Terminada a aula, Maria atravessava a rua e entrava na mercearia de Seu
Osmar. De mãos espalmadas e rostinho grudado no vidro do longo balcão de
madeira, esforçava-se para ver todos os artigos expostos na prateleira. Com sua
curiosidade infantil, vasculhava todo o estabelecimento, deixando seu rastro.
Mergulhava as conchas dosadoras nos grandes sacos de mantimentos, colocava
objetos no prato da balança para ver o movimento do grande pêndulo, e
questionava Seu Osmar sobre cada item desconhecido para ela.
O velhinho, muito paciente, criava histórias para explicar o
funcionamento de uma lamparina, de um ferro de passar a brasa, de um filtro de
barro, etc. E apesar de sempre deixar algum prejuízo em sua passagem, Maria garantia
boas gargalhadas a Seu Osmar, recebendo como recompensa um punhado de balas sortidas
retiradas do grande dispensador giratório de vidro.

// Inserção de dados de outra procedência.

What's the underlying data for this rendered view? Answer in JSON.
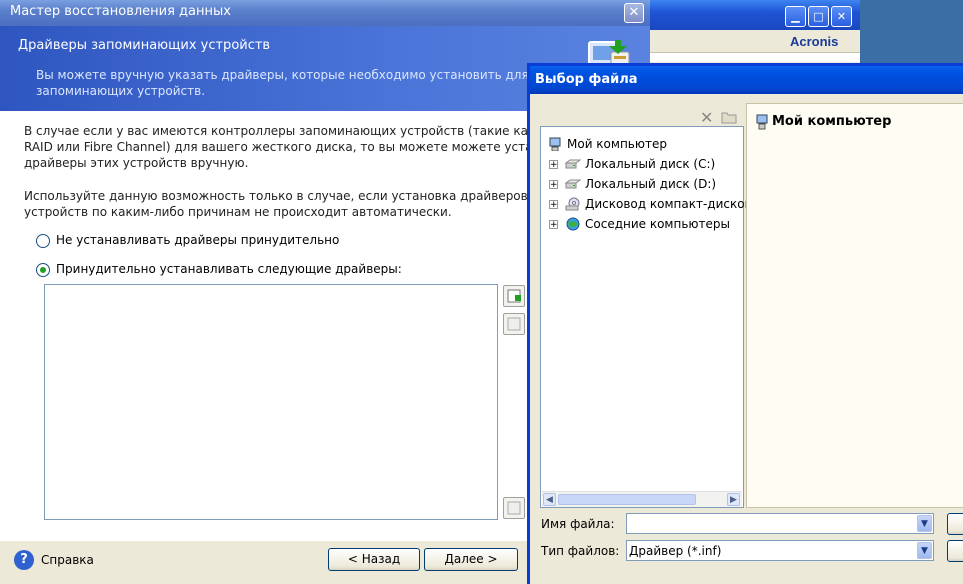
{
  "background_window": {
    "logo": "Acronis",
    "minimize_glyph": "▁",
    "maximize_glyph": "□",
    "close_glyph": "✕"
  },
  "wizard": {
    "title": "Мастер восстановления данных",
    "close_glyph": "✕",
    "header": {
      "title": "Драйверы запоминающих устройств",
      "subtitle": "Вы можете вручную указать драйверы, которые необходимо установить для запоминающих устройств."
    },
    "body": {
      "paragraph1": "В случае если у вас имеются контроллеры запоминающих устройств (такие как SCSI, RAID или Fibre Channel) для вашего жесткого диска, то вы можете можете установить драйверы этих устройств вручную.",
      "paragraph2": "Используйте данную возможность только в случае, если установка драйверов устройств по каким-либо причинам не происходит автоматически.",
      "option_no_force": "Не устанавливать драйверы принудительно",
      "option_force": "Принудительно устанавливать следующие драйверы:",
      "selected_option": "option_force"
    },
    "footer": {
      "help_glyph": "?",
      "help_label": "Справка",
      "back_label": "< Назад",
      "next_label": "Далее >"
    }
  },
  "file_dialog": {
    "title": "Выбор файла",
    "delete_glyph": "✕",
    "tree": [
      {
        "label": "Мой компьютер",
        "icon": "computer-icon",
        "expandable": false
      },
      {
        "label": "Локальный диск (C:)",
        "icon": "drive-icon",
        "expandable": true
      },
      {
        "label": "Локальный диск (D:)",
        "icon": "drive-icon",
        "expandable": true
      },
      {
        "label": "Дисковод компакт-дисков",
        "icon": "cd-drive-icon",
        "expandable": true
      },
      {
        "label": "Соседние компьютеры",
        "icon": "network-icon",
        "expandable": true
      }
    ],
    "expand_glyph": "+",
    "right_panel_title": "Мой компьютер",
    "scroll_left_glyph": "◀",
    "scroll_right_glyph": "▶",
    "combo_arrow_glyph": "▼",
    "filename_label": "Имя файла:",
    "filename_value": "",
    "filetype_label": "Тип файлов:",
    "filetype_value": "Драйвер (*.inf)"
  },
  "colors": {
    "xp_blue_title": "#0054e3",
    "wizard_header": "#2f56c0",
    "radio_dot": "#21a121"
  }
}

Muito arteira, a menina cruzava o corredor que ligava a mercearia ao
armarinho de dona Isaura, e lá, cuidava em desorganizar as linhas e apetrechos
de costura da esposa de seu Osmar. Gostava de fingir que atendia às clientes,
medindo pedaços de tecidos na régua metro de madeira, ou embrulhando fitas e
botões nos saquinhos de papel Kraft usados
como embalagem. Dona Isaura, tão benevolente quanto o marido, admitia a
brincadeira, observando tudo enquanto laçava punhos de rede no dedão do pé. E
apesar da desordem toda, Maria nunca saía de lá sem retalhos de panos e enfeites
para roupas de bonecas.
Do
outro lado da rua, escorados no portão, como de costume, estavam Seu Gregório e
Dona Neusa. E Maria corria para mais uma visitinha...
Em
sua oficina no quintal da casa, o ancião, descendente de alemães, consertava
toda sorte de aparelhos eletrônicos. E Maria bisbilhotava tudo! Caixas de
tamanhos variados, com peças de todos os tipos, rádios, vitrolas e televisões
de tubo. Equipamentos sofisticados que os donos nunca foram resgatar, funcionando
perfeitamente, guardados como item de colecionador por Seu Gregório. Muito
culto, poliglota, ele decidiu ensinar inglês para Maria, utilizando material
impresso e discos de vinil de um curso antigo de línguas para crianças.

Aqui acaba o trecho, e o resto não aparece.